Intellectually, I know what it is.
But in my heart I have no idea how you hate someone for being different.
From a very young age, people have been racist against me.
Only, my parents didn't explain it that way.
They told me it was because I was different, just not what kind of different.
I was around eight or nine years old when I was finally told what race was.
That the neighborhood kids hated me because I was white.
Before that, color of skin hadn't crossed my mind.
It was like hair color to me. Some are blonde, some are brunette.
Only some of us are lighter, and some of us were a lot more tan colored.
I've tried to understand the thinking behind this many times, but I just don't get it.
To this day, I still have trouble remembering that not everyone is the same.

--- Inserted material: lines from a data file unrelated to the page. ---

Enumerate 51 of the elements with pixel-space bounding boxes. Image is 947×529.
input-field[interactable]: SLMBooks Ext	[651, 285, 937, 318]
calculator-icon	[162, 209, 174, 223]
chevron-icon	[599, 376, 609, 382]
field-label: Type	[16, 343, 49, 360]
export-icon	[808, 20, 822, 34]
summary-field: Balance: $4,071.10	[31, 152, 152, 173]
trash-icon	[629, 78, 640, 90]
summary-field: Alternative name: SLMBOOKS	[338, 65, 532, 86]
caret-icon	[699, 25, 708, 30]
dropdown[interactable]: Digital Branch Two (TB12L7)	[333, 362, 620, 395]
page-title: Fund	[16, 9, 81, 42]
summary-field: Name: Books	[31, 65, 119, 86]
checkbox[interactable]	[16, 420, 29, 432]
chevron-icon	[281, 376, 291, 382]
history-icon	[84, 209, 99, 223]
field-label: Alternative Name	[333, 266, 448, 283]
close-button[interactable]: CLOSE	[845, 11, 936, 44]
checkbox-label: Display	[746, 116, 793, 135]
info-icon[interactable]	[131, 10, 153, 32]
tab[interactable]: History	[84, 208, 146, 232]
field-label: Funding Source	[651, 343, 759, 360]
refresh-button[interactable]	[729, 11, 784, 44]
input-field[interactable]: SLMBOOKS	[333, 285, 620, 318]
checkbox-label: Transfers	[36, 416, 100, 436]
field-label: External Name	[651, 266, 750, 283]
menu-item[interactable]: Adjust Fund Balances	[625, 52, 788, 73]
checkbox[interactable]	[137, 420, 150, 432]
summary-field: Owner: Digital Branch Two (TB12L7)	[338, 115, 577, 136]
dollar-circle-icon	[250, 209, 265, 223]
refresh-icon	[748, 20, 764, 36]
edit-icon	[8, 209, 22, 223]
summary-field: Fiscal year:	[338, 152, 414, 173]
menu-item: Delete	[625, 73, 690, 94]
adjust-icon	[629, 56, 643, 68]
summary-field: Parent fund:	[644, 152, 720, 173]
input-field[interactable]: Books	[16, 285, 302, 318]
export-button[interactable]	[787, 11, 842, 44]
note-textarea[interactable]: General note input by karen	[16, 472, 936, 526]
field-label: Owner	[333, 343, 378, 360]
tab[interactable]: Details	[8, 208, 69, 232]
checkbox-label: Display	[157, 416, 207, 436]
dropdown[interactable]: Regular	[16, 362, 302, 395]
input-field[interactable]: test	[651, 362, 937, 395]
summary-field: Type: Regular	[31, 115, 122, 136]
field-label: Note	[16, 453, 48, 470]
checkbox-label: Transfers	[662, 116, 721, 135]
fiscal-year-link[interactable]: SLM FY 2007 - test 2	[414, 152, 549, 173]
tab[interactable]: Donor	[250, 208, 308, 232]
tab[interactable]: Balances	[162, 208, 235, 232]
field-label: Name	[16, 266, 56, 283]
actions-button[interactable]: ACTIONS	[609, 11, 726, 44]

You have to be careful about what you say, you don't want to step on toes.
It's hard, because I don't actively think about skin tone and race.
It's kind of like knowing some one for a while, and going, "Hey, they're blonde!"
The information is there, it just doesn't register.
I've told people before, that this is how I think, and they don't believe me.
And that is the sad part.
That when someone isn't racist, is when they are strange.
But I guess, that's life.
People were raised a certain way.
But in this debate of nature versus nurture,
I whole heartedly say racism is something we create in ourselves.
If my parents had raised me to dislike people because of the tone of their skin,
I would probably have a hard time seeing things from the eyes of some one
like I am today, to whom race is not even an issue, just a fact about them.
It's as insignificant as to me as if they were on the football team in high school.
But that is all I can say on that for right now.